VCNet examples
In this page, we illustrate how to use VCNet
: the joint learning model of a classifier and a counterfactual generator.
Starting by importing the classes of our library. You will need to use the datasets and the model classes.
from vcnet import DataCatalog, VCNet
Preparing the dataset
In this example, we will use the classical Adult dataset which contains both numerical and categorical features.
The code to prepare the dataset is as follows:
import pandas as pd
df = pd.read_csv("datasets/adult.data")
dataset_settings = {
"target":"income",
"class_size" : 2,
"continuous" : ["age","hours-per-week"],
"categorical": ["workclass","education","marital-status","occupation","race","gender"],
"immutables" : ["race","gender"],
"batch_size": 64,
"scaling_method": "MinMax",
"encoding_method": "OneHot_drop_binary",
"activate_rounding": True,
}
dataset = DataCatalog(hp['dataset'])
This dataset can be initially loaded in a pandas dataframe, then the dataset of given to a DataCatalog
instance, named :py:`dataset`.
This dataset can be seen is a kind of Lightning dataset, and to create this dataset that will be used to train the model, we need providing some information to it:
target: this is the attribute name to predict by the classifier
batch_size: this is classical parameter for optimization based machine learning methods
scaling_method: is an optional parameter to scale the numerical attributes
test_size / val_size (in [0,1], default 0.33) can be used to define the proportion of the dataset used for test/validation
stratify (default False) specifies whether the test/validation sets have to be sampled with class balance
Warning
The target attribute has to be categorial (but not numerical).
In addition, there are parameters that are specific to VCNet:
continous and categorical defines the features to use (and which type of attribute they are)
imputation_method define a method to use to make imputation of missing values (subclass of :py:module:`sklearn.impute` )
encoding_method: The attributes that are declared as categorial will be encoded using this method (by default, it is a one-hot encoding)
immutable: List here the attributes that you want to see unchanged while generating counterfactuals.
activate_rounding: If True (default), it activates the rounding of numerical attributes as a post-processing of counterfactual generation.

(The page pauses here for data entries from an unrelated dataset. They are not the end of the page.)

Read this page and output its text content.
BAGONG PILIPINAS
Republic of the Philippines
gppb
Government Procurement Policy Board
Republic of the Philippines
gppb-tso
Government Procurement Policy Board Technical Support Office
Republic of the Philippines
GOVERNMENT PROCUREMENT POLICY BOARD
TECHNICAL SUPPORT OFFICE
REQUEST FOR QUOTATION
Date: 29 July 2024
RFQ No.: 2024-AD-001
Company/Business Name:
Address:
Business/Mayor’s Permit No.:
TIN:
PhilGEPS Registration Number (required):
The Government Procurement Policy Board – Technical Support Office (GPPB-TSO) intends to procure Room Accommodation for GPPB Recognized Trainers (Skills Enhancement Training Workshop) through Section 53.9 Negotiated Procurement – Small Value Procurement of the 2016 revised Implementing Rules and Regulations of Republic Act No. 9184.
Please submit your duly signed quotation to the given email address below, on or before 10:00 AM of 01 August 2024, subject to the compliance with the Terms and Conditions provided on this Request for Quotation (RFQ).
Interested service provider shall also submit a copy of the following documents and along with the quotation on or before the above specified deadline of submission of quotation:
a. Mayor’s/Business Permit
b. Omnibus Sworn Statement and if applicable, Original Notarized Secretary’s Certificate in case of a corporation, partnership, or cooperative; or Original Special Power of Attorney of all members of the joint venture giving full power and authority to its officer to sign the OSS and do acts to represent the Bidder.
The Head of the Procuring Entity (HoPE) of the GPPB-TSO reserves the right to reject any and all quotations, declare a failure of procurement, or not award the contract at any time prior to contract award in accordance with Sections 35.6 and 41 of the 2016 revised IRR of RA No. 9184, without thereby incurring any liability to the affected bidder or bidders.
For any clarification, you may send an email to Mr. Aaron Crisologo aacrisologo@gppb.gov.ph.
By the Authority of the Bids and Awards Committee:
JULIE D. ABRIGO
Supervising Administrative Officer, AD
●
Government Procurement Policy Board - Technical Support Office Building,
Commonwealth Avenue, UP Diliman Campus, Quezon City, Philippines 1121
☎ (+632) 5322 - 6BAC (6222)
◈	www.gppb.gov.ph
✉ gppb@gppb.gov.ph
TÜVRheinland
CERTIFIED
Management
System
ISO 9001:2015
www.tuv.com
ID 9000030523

This makes the counterfactuals more realistic.
Note
It is worth noticing that only the features that are listed in continuous or categorical will be handled by the model. Other attributes will be ignored.
We now prepare the datasets for training.
dataset.prepare_data(df)
train_loader = dataset.train_dataloader()

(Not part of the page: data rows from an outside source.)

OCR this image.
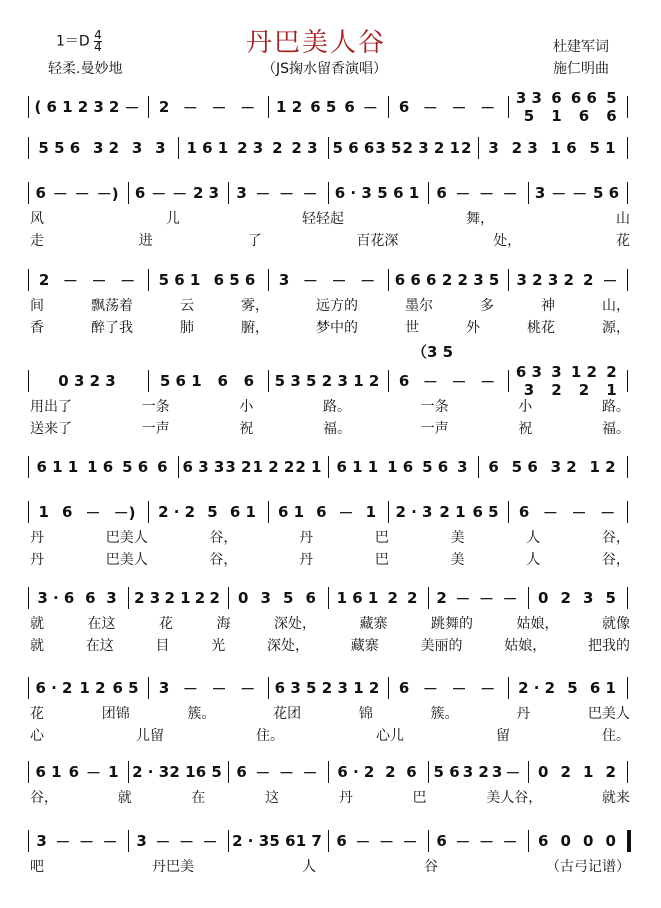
$1=D \frac{4}{4}$	丹巴美人谷
轻柔.曼妙地	（JS掬水留香演唱）
杜建军词
施仁明曲
( 6 1 2 3 2 －	2 － － －	1 2 6 5 6 －	6 － － －
3 3 5
6 1
6 6 6
5 6
5 5 6 3 2 3 3	1 6 1 2 3 2 2 3 5 6 6 3 5 2 3 2 1 2	3 2 3 1 6 5 1
6 － － －) 6 － － 2 3 3 － － － 6 · 3 5 6 1 6 － － － 3 － － 5 6
风	儿	轻轻起	舞，	山
走	进	了	百花深	处，	花
2 － － －	5 6 1 6 5 6	3 － － －	6 6 6 2 2 3 5	3 2 3 2 2 －
（3 5
间	飘荡着	云	雾，	远方的	墨尔	多	神	山，
香	醉了我	肺	腑，	梦中的	世	外	桃花	源，
0 3 2 3	5 6 1	6	6	5 3 5 2 3 1 2	6 － － －
6 3 3
3 2
1 2 2
2 1
用出了	一条	小	路。	一条	小	路。
送来了	一声	祝	福。	一声	祝	福。
6 1 1 1 6 5 6 6 6 3 3 3 2 1 2 2 2 1 6 1 1 1 6 5 6 3	6 5 6 3 2 1 2
1 6 － －)	2 · 2 5 6 1	6 1 6 － 1	2 · 3 2 1 6 5	6 － － －
丹	巴美人	谷，	丹	巴	美	人	谷，
丹	巴美人	谷，	丹	巴	美	人	谷，
3 · 6 6 3	2 3 2 1 2 2	0 3 5 6	1 6 1 2 2	2 － － －	0 2 3 5
就	在这	花	海	深处，	藏寨	跳舞的	姑娘，	就像
就	在这	目	光	深处，	藏寨	美丽的	姑娘，	把我的
6 · 2 1 2 6 5	3 － － －	6 3 5 2 3 1 2	6 － － －	2 · 2 5 6 1
花	团锦	簇。	花团	锦	簇。	丹	巴美人
心	儿留	住。	心儿	留	住。
6 1 6 － 1 2 · 3 2 1 6 5 6 － － －	6 · 2 2 6	5 6 3 2 3 －	0 2 1 2
谷，	就	在	这	丹	巴	美人谷，	就来
3 － － － 3 － － － 2 · 3 5 6 1 7 6 － － － 6 － － －	6 0 0 0
吧	丹巴美	人	谷	（古弓记谱）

test_loader = dataset.test_dataloader()
The data preparation transforms the pandas dataframe into a dataset compatible with the VCNet. The settings that we provided earlier are used at these stages.
Then, we collect the two datasets (for training and testing) into Lightning loaders. This loaders will be used by the VCNet module.
Training the model
Now that our dataset is prepared, it is time to define and fit the model. Let first define the model … and again, we have to set up a collection of hyperparameters. Note that part of the hyper-parameters of the models are directly the ones of the dataset. The other parameters are related to the architecture of VCNet. We invite you to have a look at the original article of VCNet to get their insights. In short:
lambda_… are loss weights
latent_size, latent_size_share etc. are architecture hyper parameters (layer sizes)

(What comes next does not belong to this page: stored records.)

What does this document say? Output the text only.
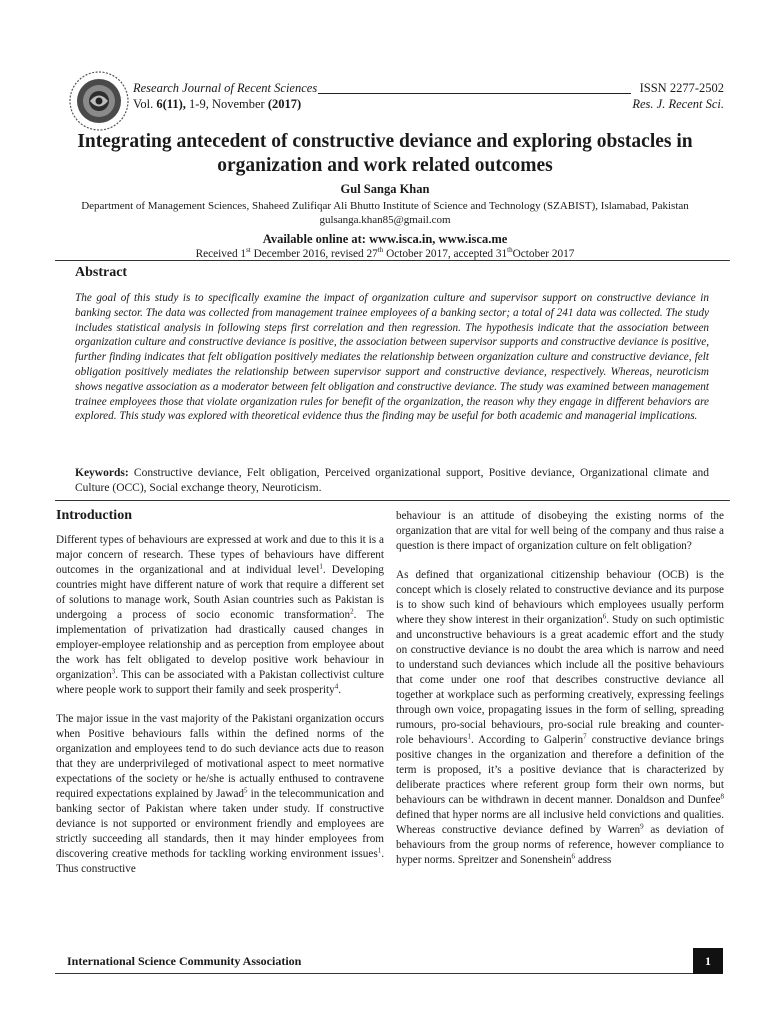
Research Journal of Recent Sciences
Vol. 6(11), 1-9, November (2017)
ISSN 2277-2502
Res. J. Recent Sci.
Integrating antecedent of constructive deviance and exploring obstacles in organization and work related outcomes
Gul Sanga Khan
Department of Management Sciences, Shaheed Zulifiqar Ali Bhutto Institute of Science and Technology (SZABIST), Islamabad, Pakistan
gulsanga.khan85@gmail.com
Available online at: www.isca.in, www.isca.me
Received 1st December 2016, revised 27th October 2017, accepted 31thOctober 2017
Abstract
The goal of this study is to specifically examine the impact of organization culture and supervisor support on constructive deviance in banking sector. The data was collected from management trainee employees of a banking sector; a total of 241 data was collected. The study includes statistical analysis in following steps first correlation and then regression. The hypothesis indicate that the association between organization culture and constructive deviance is positive, the association between supervisor supports and constructive deviance is positive, further finding indicates that felt obligation positively mediates the relationship between organization culture and constructive deviance, felt obligation positively mediates the relationship between supervisor support and constructive deviance, respectively. Whereas, neuroticism shows negative association as a moderator between felt obligation and constructive deviance. The study was examined between management trainee employees those that violate organization rules for benefit of the organization, the reason why they engage in different behaviors are explored. This study was explored with theoretical evidence thus the finding may be useful for both academic and managerial implications.
Keywords: Constructive deviance, Felt obligation, Perceived organizational support, Positive deviance, Organizational climate and Culture (OCC), Social exchange theory, Neuroticism.
Introduction

Different types of behaviours are expressed at work and due to this it is a major concern of research. These types of behaviours have different outcomes in the organizational and at individual level$^1$. Developing countries might have different nature of work that require a different set of solutions to manage work, South Asian countries such as Pakistan is undergoing a process of socio economic transformation$^2$. The implementation of privatization had drastically caused changes in employer-employee relationship and as perception from employee about the work has felt obligated to develop positive work behaviour in organization$^3$. This can be associated with a Pakistan collectivist culture where people work to support their family and seek prosperity$^4$.

The major issue in the vast majority of the Pakistani organization occurs when Positive behaviours falls within the defined norms of the organization and employees tend to do such deviance acts due to reason that they are underprivileged of motivational aspect to meet normative expectations of the society or he/she is actually enthused to contravene required expectations explained by Jawad$^5$ in the telecommunication and banking sector of Pakistan where taken under study. If constructive deviance is not supported or environment friendly and employees are strictly succeeding all standards, then it may hinder employees from discovering creative methods for tackling working environment issues$^1$. Thus constructive

behaviour is an attitude of disobeying the existing norms of the organization that are vital for well being of the company and thus raise a question is there impact of organization culture on felt obligation?

As defined that organizational citizenship behaviour (OCB) is the concept which is closely related to constructive deviance and its purpose is to show such kind of behaviours which employees usually perform where they show interest in their organization$^6$. Study on such optimistic and unconstructive behaviours is a great academic effort and the study on constructive deviance is no doubt the area which is narrow and need to understand such deviances which include all the positive behaviours that come under one roof that describes constructive deviance all together at workplace such as performing creatively, expressing feelings through own voice, propagating issues in the form of selling, spreading rumours, pro-social behaviours, pro-social rule breaking and counter-role behaviours$^1$. According to Galperin$^7$ constructive deviance brings positive changes in the organization and therefore a definition of the term is proposed, it’s a positive deviance that is characterized by deliberate practices where referent group form their own norms, but behaviours can be withdrawn in decent manner. Donaldson and Dunfee$^8$ defined that hyper norms are all inclusive held convictions and qualities. Whereas constructive deviance defined by Warren$^9$ as deviation of behaviours from the group norms of reference, however compliance to hyper norms. Spreitzer and Sonenshein$^6$ address

International Science Community Association	1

epochs and lr (learning rate) are the classical optimization parameters
hp = {
"dataset": dataset_settings,
"vcnet_params" : {
"lr": 2e-3,
"epochs" : 5,
"lambda_KLD": 0.5,
"lambda_CE": 0.93,
"lambda_BCE": 1,
"latent_size" : 19,
"latent_size_share" : 304,
"mid_reduce_size" : 152
}
}
vcnet = VCNet(hp)
Let us now fit the model that we have defined on the train dataset. For that, we use the Lightning trainer. Then, it can be done in two lines:
That’s it! You trained both the classifier and the counterfactual generator!
Use your model
At this stage, your are supposed to test to accuracy of the model and also the degree of validity of the counterfactual generator …
The code below illustrates how to generate counterfactuals from the testset and test there accuracy and validity. It takes examples from the test_loader, applies the model forward_pred to get the probabilistic prediction, and also generates a counterfactuals with the method counterfactuals.
vcnet.eval()
for data, labels in test_loader:
cl = vcnet.forward_pred(data)
cl = (cl.squeeze()>0.5).float()
cf, clcf = vcnet.counterfactuals(data)
acc = torch.sum( cl == labels)/len(data)
validity = torch.sum( cl != clcf)/len(data)
print(f"Accuracy: {acc}, validity:{validity}")
It works??? fine !! Then, you can now apply the fitted model on new examples! The code below illustrates how to generate counterfactuals in practice. Again, we use the test set, but it can be another dataset (with the same dataset_settings):
for data, labels in test_loader:
cf, clcf = vcnet.counterfactuals(data)
cfdf = dataset.data_unloader(cf,clcf)
print(cfdf)
The main different with the previous example is that we applied the method data_unloader which post-processes the internal counterfactuals of VCNet to make it user-readable and more realistic. This step reverses the preprocessing (scaling and one-hot encoding), and apply the smart-rounding (if activated). Thus, the generated counterfactuals cfdf looks exactly like an example of the original database.